Among the biggest sources of exasperation for advocates since the passage of HB-1261 has been the state’s insistence on the completion of a policy “roadmap” outlining a path towards meeting the bill’s targets, including through additional regulation and legislation. A draft version of the roadmap was released by the Colorado Energy Office on Sept. 30; it will undergo a public-comment period and is expected to be finalized by the end of the year, more than 18 months after HB-1261 became law.
“Any one of us in the climate policy world could have developed this document in two months,” said one environmental advocate, who asked to remain anonymous in order to speak candidly.
Over and over again, advocates stress that it’s not a lack of good ideas that’s holding back climate action in Colorado. Experts have spent decades developing policy pathways that combine market incentives and regulatory standards to accelerate the clean-energy transition in major source sectors.
Fees on ride-hailing apps or vehicle registrations could help fund public transit and electrification efforts while clean-fuels mandates promote near-term emissions cuts. Incentives and training programs for HVAC contractors could help encourage the adoption of electric heat pumps, and the installation of natural-gas heating systems can be phased out through building codes. Transportation and land-use planning processes by state and local governments could be required to take carbon emissions in greater account. An exemption on APCD permitting fees for key climate pollutants like CO2 and methane could be eliminated, providing regulators with much-needed revenue and additional staff.

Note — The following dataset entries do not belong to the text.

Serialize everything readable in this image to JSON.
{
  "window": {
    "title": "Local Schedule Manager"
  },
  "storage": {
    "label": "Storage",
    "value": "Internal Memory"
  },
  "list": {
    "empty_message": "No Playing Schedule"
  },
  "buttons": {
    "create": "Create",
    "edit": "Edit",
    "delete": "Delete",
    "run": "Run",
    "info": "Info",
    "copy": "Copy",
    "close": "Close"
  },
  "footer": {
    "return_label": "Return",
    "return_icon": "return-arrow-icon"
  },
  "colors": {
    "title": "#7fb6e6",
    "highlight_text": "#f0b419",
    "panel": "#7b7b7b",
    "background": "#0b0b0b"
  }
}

The draft roadmap released by the Polis administration is a microcosm of what has frustrated climate advocates about the state’s approach for much of the last two years. It entertains a wide range of various policy options while making few commitments to any concrete regulations.

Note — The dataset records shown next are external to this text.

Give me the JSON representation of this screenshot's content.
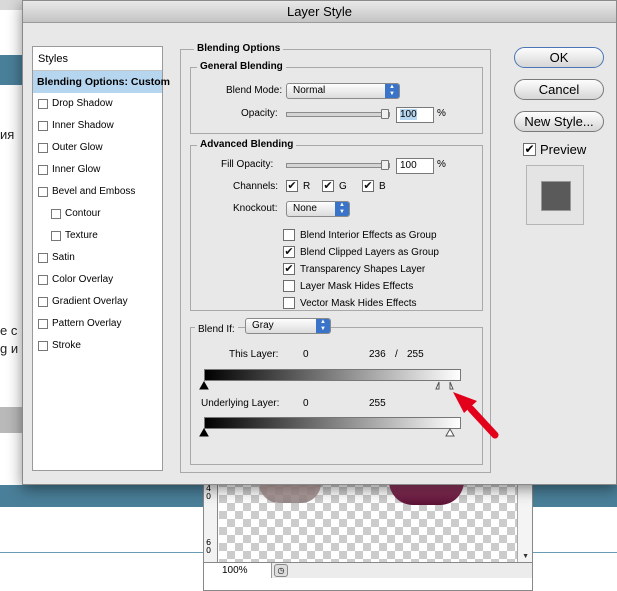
{
  "background": {
    "side_text": [
      "ия",
      "е с",
      "g и"
    ]
  },
  "document": {
    "ruler_marks": [
      "4",
      "0",
      "6",
      "0"
    ],
    "zoom": "100%"
  },
  "dialog": {
    "title": "Layer Style",
    "styles_list": {
      "header": "Styles",
      "items": [
        {
          "label": "Blending Options: Custom",
          "selected": true,
          "checkbox": false,
          "indent": false
        },
        {
          "label": "Drop Shadow",
          "selected": false,
          "checkbox": true,
          "indent": false
        },
        {
          "label": "Inner Shadow",
          "selected": false,
          "checkbox": true,
          "indent": false
        },
        {
          "label": "Outer Glow",
          "selected": false,
          "checkbox": true,
          "indent": false
        },
        {
          "label": "Inner Glow",
          "selected": false,
          "checkbox": true,
          "indent": false
        },
        {
          "label": "Bevel and Emboss",
          "selected": false,
          "checkbox": true,
          "indent": false
        },
        {
          "label": "Contour",
          "selected": false,
          "checkbox": true,
          "indent": true
        },
        {
          "label": "Texture",
          "selected": false,
          "checkbox": true,
          "indent": true
        },
        {
          "label": "Satin",
          "selected": false,
          "checkbox": true,
          "indent": false
        },
        {
          "label": "Color Overlay",
          "selected": false,
          "checkbox": true,
          "indent": false
        },
        {
          "label": "Gradient Overlay",
          "selected": false,
          "checkbox": true,
          "indent": false
        },
        {
          "label": "Pattern Overlay",
          "selected": false,
          "checkbox": true,
          "indent": false
        },
        {
          "label": "Stroke",
          "selected": false,
          "checkbox": true,
          "indent": false
        }
      ]
    },
    "blending_options": {
      "title": "Blending Options",
      "general": {
        "title": "General Blending",
        "blend_mode_label": "Blend Mode:",
        "blend_mode_value": "Normal",
        "opacity_label": "Opacity:",
        "opacity_value": "100",
        "opacity_unit": "%"
      },
      "advanced": {
        "title": "Advanced Blending",
        "fill_opacity_label": "Fill Opacity:",
        "fill_opacity_value": "100",
        "fill_opacity_unit": "%",
        "channels_label": "Channels:",
        "channel_r": "R",
        "channel_g": "G",
        "channel_b": "B",
        "knockout_label": "Knockout:",
        "knockout_value": "None",
        "options": [
          {
            "label": "Blend Interior Effects as Group",
            "checked": false
          },
          {
            "label": "Blend Clipped Layers as Group",
            "checked": true
          },
          {
            "label": "Transparency Shapes Layer",
            "checked": true
          },
          {
            "label": "Layer Mask Hides Effects",
            "checked": false
          },
          {
            "label": "Vector Mask Hides Effects",
            "checked": false
          }
        ]
      },
      "blend_if": {
        "label": "Blend If:",
        "value": "Gray",
        "this_layer_label": "This Layer:",
        "this_layer_low": "0",
        "this_layer_high_a": "236",
        "this_layer_slash": "/",
        "this_layer_high_b": "255",
        "underlying_label": "Underlying Layer:",
        "underlying_low": "0",
        "underlying_high": "255"
      }
    },
    "buttons": {
      "ok": "OK",
      "cancel": "Cancel",
      "new_style": "New Style...",
      "preview_label": "Preview"
    }
  },
  "colors": {
    "selection": "#b6d6ef",
    "accent_band": "#4a7f99",
    "annotation_arrow": "#e3001b"
  }
}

“Further reducing greenhouse gas pollution across our economy to meet the state’s science-based goals will be no small task,” the roadmap says. “And while the state has already taken a number of historic steps, we have much work to do to protect the Colorado way of life for generations to come. This work will continue to be multi-faceted and iterative, and it will require the ongoing expertise and engagement of all Coloradans.”